South Carolina Police Get Body Cameras. Will Do For Policing What DNA Did For Justice

The guy on the left -- about 5 yards short of where he fell dead with five bullets in his back --- had a broken tail light. 
Michael Brown was originally busted for jaywalking. 
Brown died 50 yards away from police officer Darren Wilson's patrol car, heading in the opposite direction.

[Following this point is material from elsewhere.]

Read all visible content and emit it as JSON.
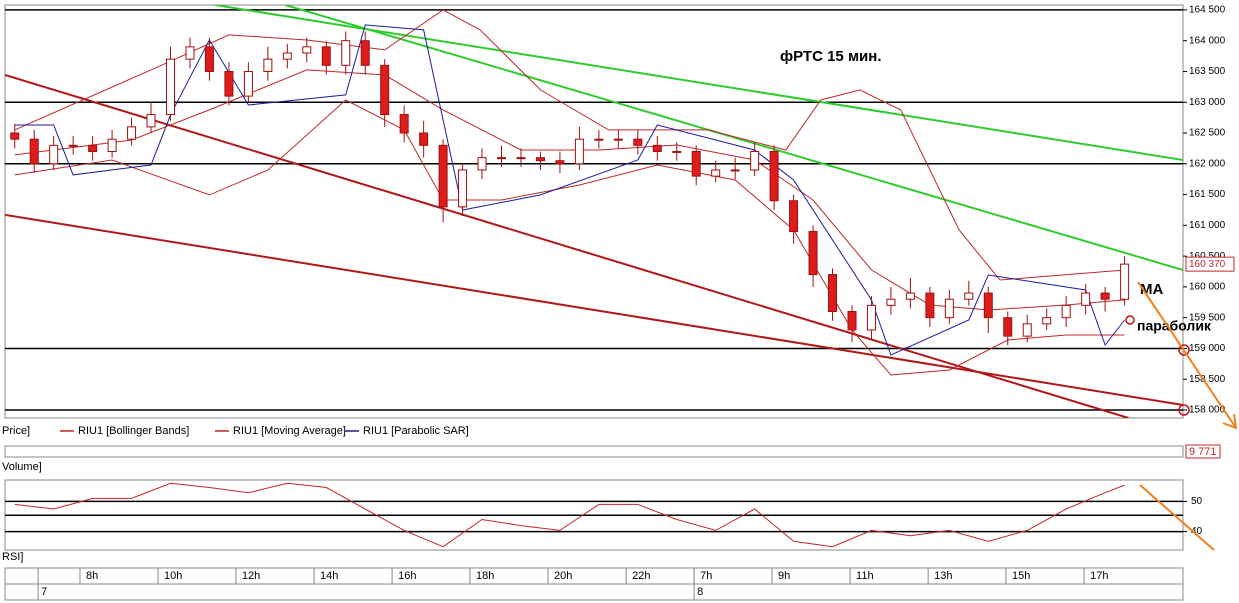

Compendium Of Pax Posts: What's Wrong With Race Relations - Hatred, Cops And The Law

City officials made the decision after an officer shot and killed a man named Walter Scott. "City officials here promised to outfit the entire police department with body cameras Wednesday, seeking to defuse tension over a graphic video showing a white officer fatally shooting an unarmed black man in the back. Their attempts to reassure the public came as footage of the incident was replaying endlessly online and on cable news, and they showed how urgently authorities are trying to avoid frenzied protests like those seen in Ferguson, Mo., last summer." Wesley Lowery and Mark Berman in The Washington Post.

Video evidence is encouraging advocates of police reform. "While cameras frequently exonerate officers in shootings, the recent spate of videos has raised uncomfortable questions about how much the American criminal justice system can rely on the accounts of police officers when the cameras are not rolling. ... As cameras become ubiquitous, the digital video is likely to become a go-to source of impartial evidence in much the same way that DNA did in the 1990s." Matt Apuzzo and Timothy Williams in The New York Times.

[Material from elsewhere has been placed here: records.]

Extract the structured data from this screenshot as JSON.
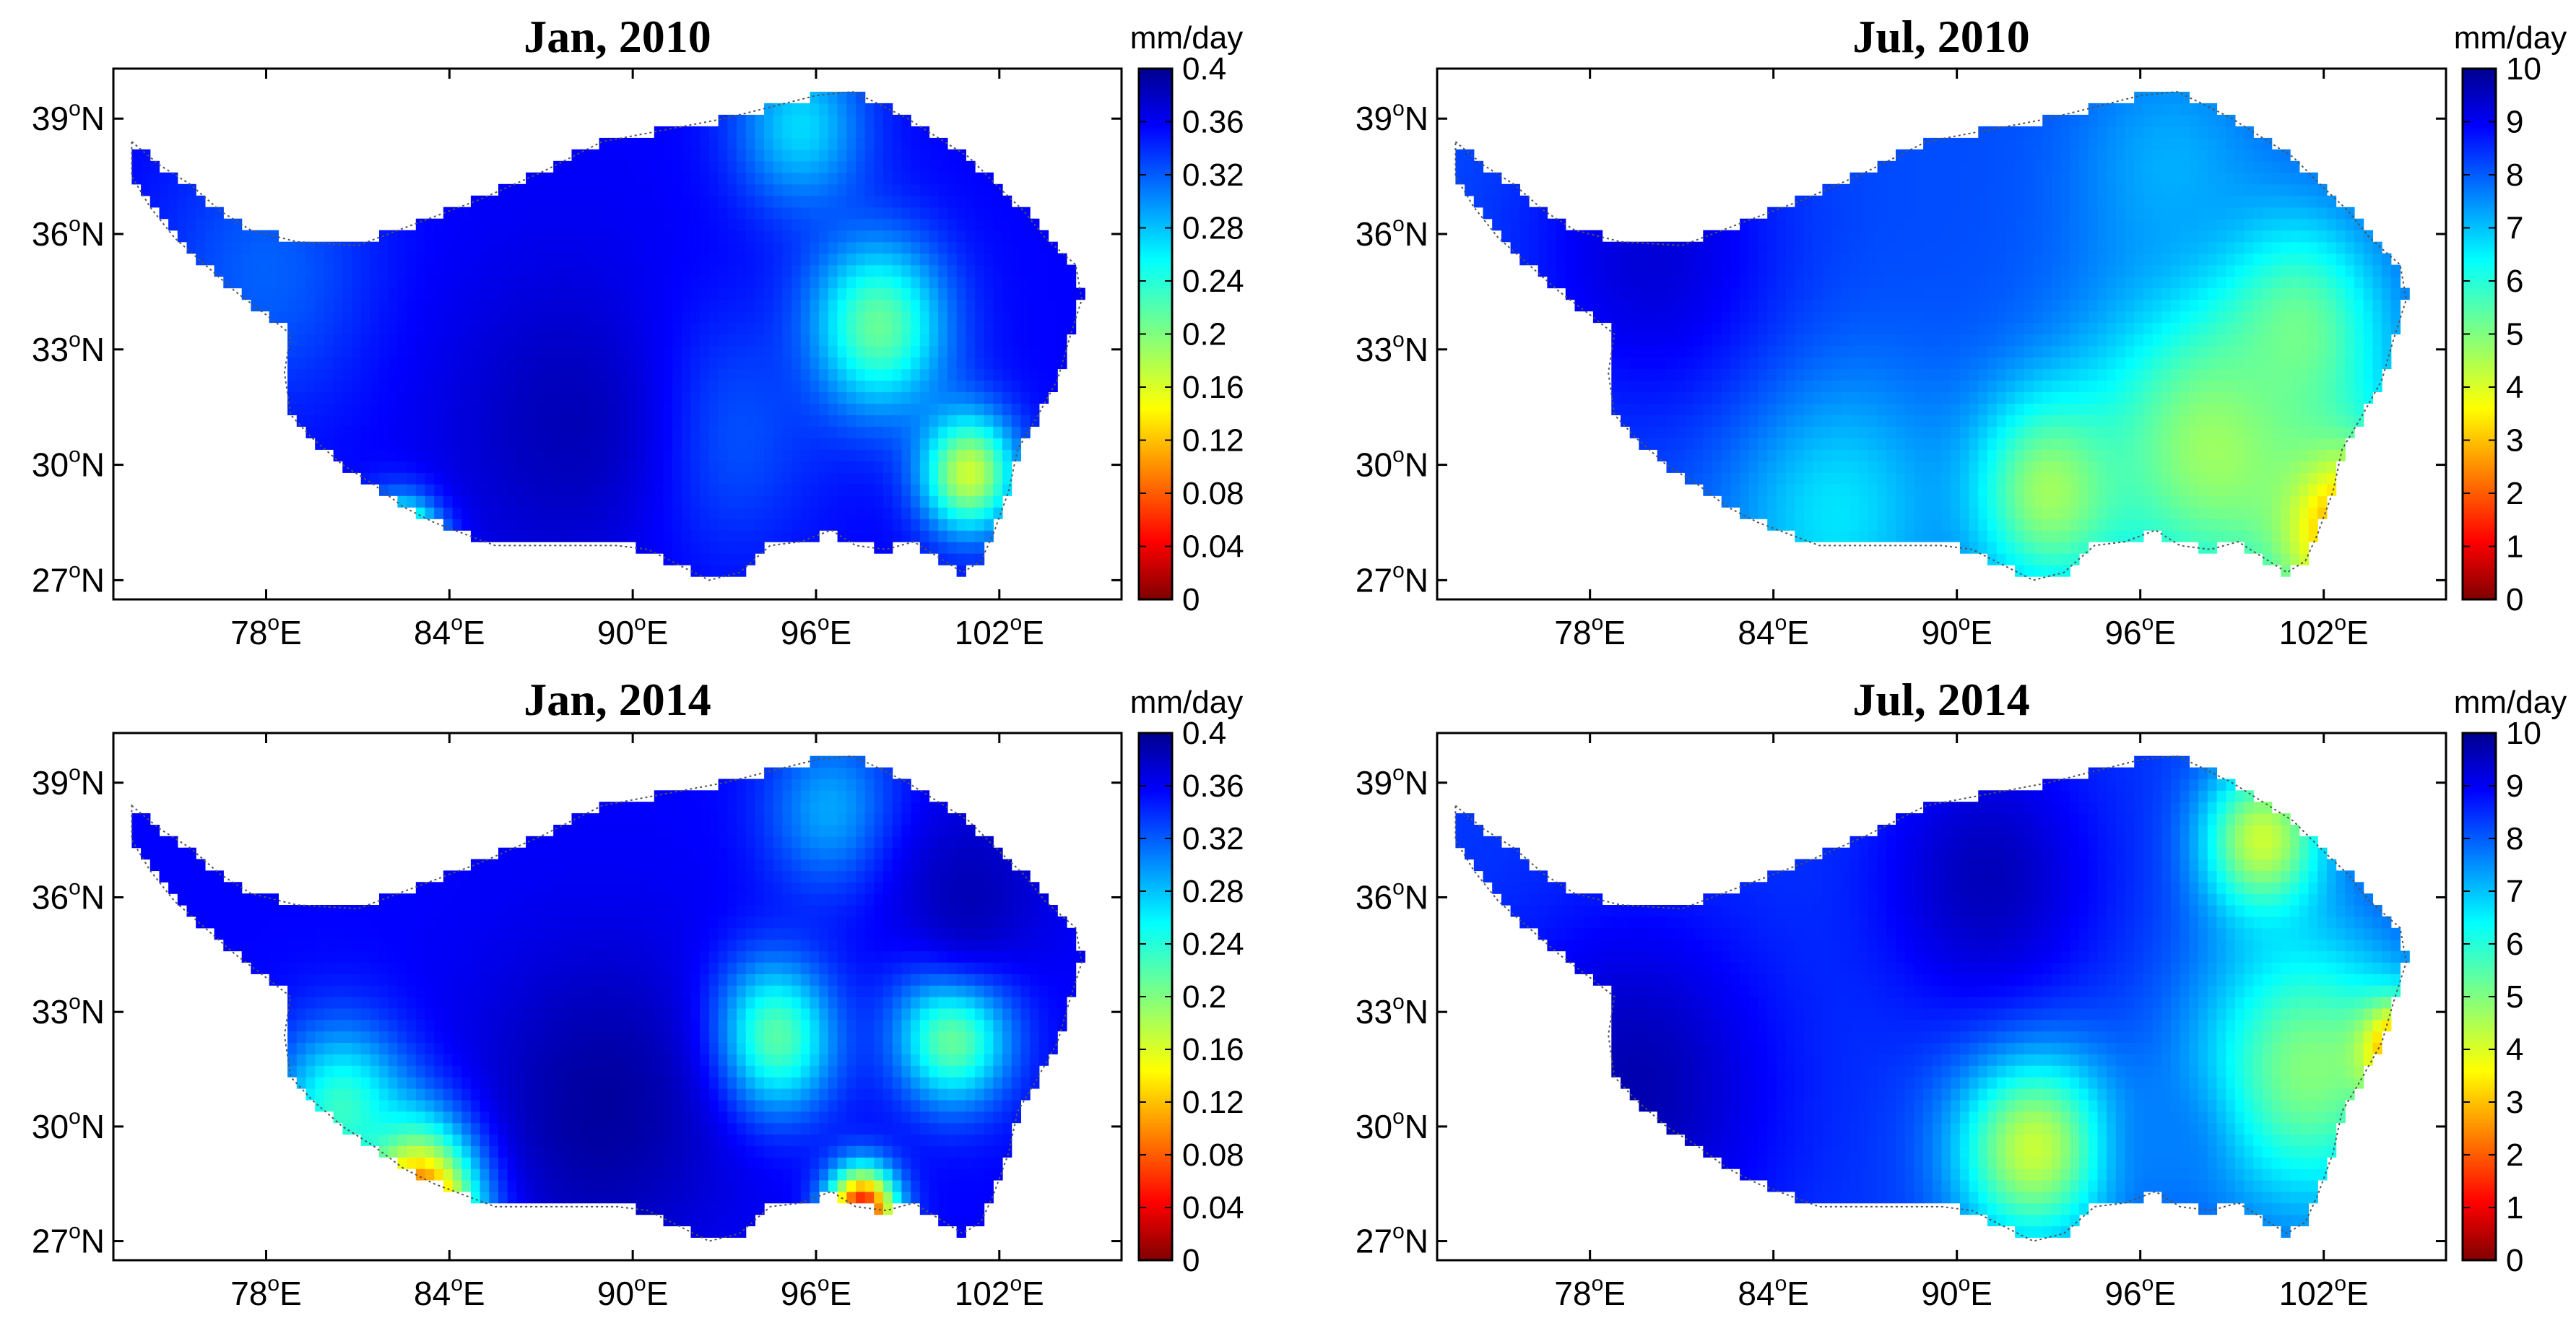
{
  "chart_data": [
    {
      "type": "heatmap",
      "title": "Jan, 2010",
      "colorbar_unit": "mm/day",
      "color_range": [
        0,
        0.4
      ],
      "colorbar_ticks": [
        "0",
        "0.04",
        "0.08",
        "0.12",
        "0.16",
        "0.2",
        "0.24",
        "0.28",
        "0.32",
        "0.36",
        "0.4"
      ],
      "x_ticks": [
        "78",
        "84",
        "90",
        "96",
        "102"
      ],
      "y_ticks": [
        "27",
        "30",
        "33",
        "36",
        "39"
      ],
      "x_suffix": "E",
      "y_suffix": "N",
      "degree_mark": "o",
      "xlim": [
        73,
        106
      ],
      "ylim": [
        26.5,
        40.3
      ],
      "base_value": 0.05,
      "features": [
        {
          "lon": 98.0,
          "lat": 33.6,
          "value": 0.2,
          "spread": 1.6
        },
        {
          "lon": 101.0,
          "lat": 29.8,
          "value": 0.24,
          "spread": 1.1
        },
        {
          "lon": 82.5,
          "lat": 27.6,
          "value": 0.4,
          "spread": 0.9
        },
        {
          "lon": 95.5,
          "lat": 38.8,
          "value": 0.14,
          "spread": 1.5
        },
        {
          "lon": 92.5,
          "lat": 30.8,
          "value": 0.1,
          "spread": 2.2
        },
        {
          "lon": 78.0,
          "lat": 35.0,
          "value": 0.09,
          "spread": 2.5
        },
        {
          "lon": 88.0,
          "lat": 31.0,
          "value": 0.02,
          "spread": 3.0
        }
      ]
    },
    {
      "type": "heatmap",
      "title": "Jul, 2010",
      "colorbar_unit": "mm/day",
      "color_range": [
        0,
        10
      ],
      "colorbar_ticks": [
        "0",
        "1",
        "2",
        "3",
        "4",
        "5",
        "6",
        "7",
        "8",
        "9",
        "10"
      ],
      "x_ticks": [
        "78",
        "84",
        "90",
        "96",
        "102"
      ],
      "y_ticks": [
        "27",
        "30",
        "33",
        "36",
        "39"
      ],
      "x_suffix": "E",
      "y_suffix": "N",
      "degree_mark": "o",
      "xlim": [
        73,
        106
      ],
      "ylim": [
        26.5,
        40.3
      ],
      "base_value": 2.0,
      "features": [
        {
          "lon": 102.5,
          "lat": 28.5,
          "value": 8.5,
          "spread": 1.6
        },
        {
          "lon": 98.5,
          "lat": 30.5,
          "value": 5.5,
          "spread": 3.0
        },
        {
          "lon": 93.0,
          "lat": 29.3,
          "value": 5.5,
          "spread": 1.8
        },
        {
          "lon": 101.0,
          "lat": 33.5,
          "value": 5.0,
          "spread": 2.0
        },
        {
          "lon": 86.0,
          "lat": 28.8,
          "value": 3.6,
          "spread": 2.5
        },
        {
          "lon": 97.0,
          "lat": 37.8,
          "value": 3.0,
          "spread": 2.2
        },
        {
          "lon": 80.0,
          "lat": 35.5,
          "value": 0.8,
          "spread": 3.0
        }
      ]
    },
    {
      "type": "heatmap",
      "title": "Jan, 2014",
      "colorbar_unit": "mm/day",
      "color_range": [
        0,
        0.4
      ],
      "colorbar_ticks": [
        "0",
        "0.04",
        "0.08",
        "0.12",
        "0.16",
        "0.2",
        "0.24",
        "0.28",
        "0.32",
        "0.36",
        "0.4"
      ],
      "x_ticks": [
        "78",
        "84",
        "90",
        "96",
        "102"
      ],
      "y_ticks": [
        "27",
        "30",
        "33",
        "36",
        "39"
      ],
      "x_suffix": "E",
      "y_suffix": "N",
      "degree_mark": "o",
      "xlim": [
        73,
        106
      ],
      "ylim": [
        26.5,
        40.3
      ],
      "base_value": 0.05,
      "features": [
        {
          "lon": 83.0,
          "lat": 28.0,
          "value": 0.4,
          "spread": 1.5
        },
        {
          "lon": 80.5,
          "lat": 30.5,
          "value": 0.18,
          "spread": 1.5
        },
        {
          "lon": 94.5,
          "lat": 32.3,
          "value": 0.22,
          "spread": 1.4
        },
        {
          "lon": 100.5,
          "lat": 32.5,
          "value": 0.22,
          "spread": 1.3
        },
        {
          "lon": 97.5,
          "lat": 27.8,
          "value": 0.38,
          "spread": 0.8
        },
        {
          "lon": 96.5,
          "lat": 38.3,
          "value": 0.12,
          "spread": 1.5
        },
        {
          "lon": 89.0,
          "lat": 30.5,
          "value": 0.01,
          "spread": 3.0
        },
        {
          "lon": 101.0,
          "lat": 36.0,
          "value": 0.02,
          "spread": 1.8
        }
      ]
    },
    {
      "type": "heatmap",
      "title": "Jul, 2014",
      "colorbar_unit": "mm/day",
      "color_range": [
        0,
        10
      ],
      "colorbar_ticks": [
        "0",
        "1",
        "2",
        "3",
        "4",
        "5",
        "6",
        "7",
        "8",
        "9",
        "10"
      ],
      "x_ticks": [
        "78",
        "84",
        "90",
        "96",
        "102"
      ],
      "y_ticks": [
        "27",
        "30",
        "33",
        "36",
        "39"
      ],
      "x_suffix": "E",
      "y_suffix": "N",
      "degree_mark": "o",
      "xlim": [
        73,
        106
      ],
      "ylim": [
        26.5,
        40.3
      ],
      "base_value": 1.8,
      "features": [
        {
          "lon": 100.0,
          "lat": 37.5,
          "value": 6.0,
          "spread": 1.4
        },
        {
          "lon": 92.5,
          "lat": 29.5,
          "value": 6.0,
          "spread": 1.8
        },
        {
          "lon": 101.5,
          "lat": 31.5,
          "value": 5.2,
          "spread": 2.6
        },
        {
          "lon": 104.5,
          "lat": 32.0,
          "value": 8.0,
          "spread": 0.9
        },
        {
          "lon": 97.0,
          "lat": 29.5,
          "value": 2.5,
          "spread": 1.2
        },
        {
          "lon": 79.5,
          "lat": 31.0,
          "value": 0.4,
          "spread": 3.2
        },
        {
          "lon": 91.0,
          "lat": 36.5,
          "value": 0.5,
          "spread": 2.5
        }
      ]
    }
  ]
}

HEER: The killing of Walter Scott sheds light on the problem of police lying. "The police don’t always tell the truth. Police violence and police lying are two separate problems, although they also reinforce each other. Police violence flourishes in part because of the prevalence of police lying, which is rarely challenged by the criminal justice system. ... In a classic 1996 article for the Colorado Law Review, Vanderbilt Law professor Christopher Slobogin demonstrated that both 'reportilying' (falsifying police reports) and 'testilying' are pervasive in many American jurisdictions. Police perjury, Slobogin argues, occurs because 'police think they can get away with it. Police are seldom made to pay for their lying.' " The New Republic.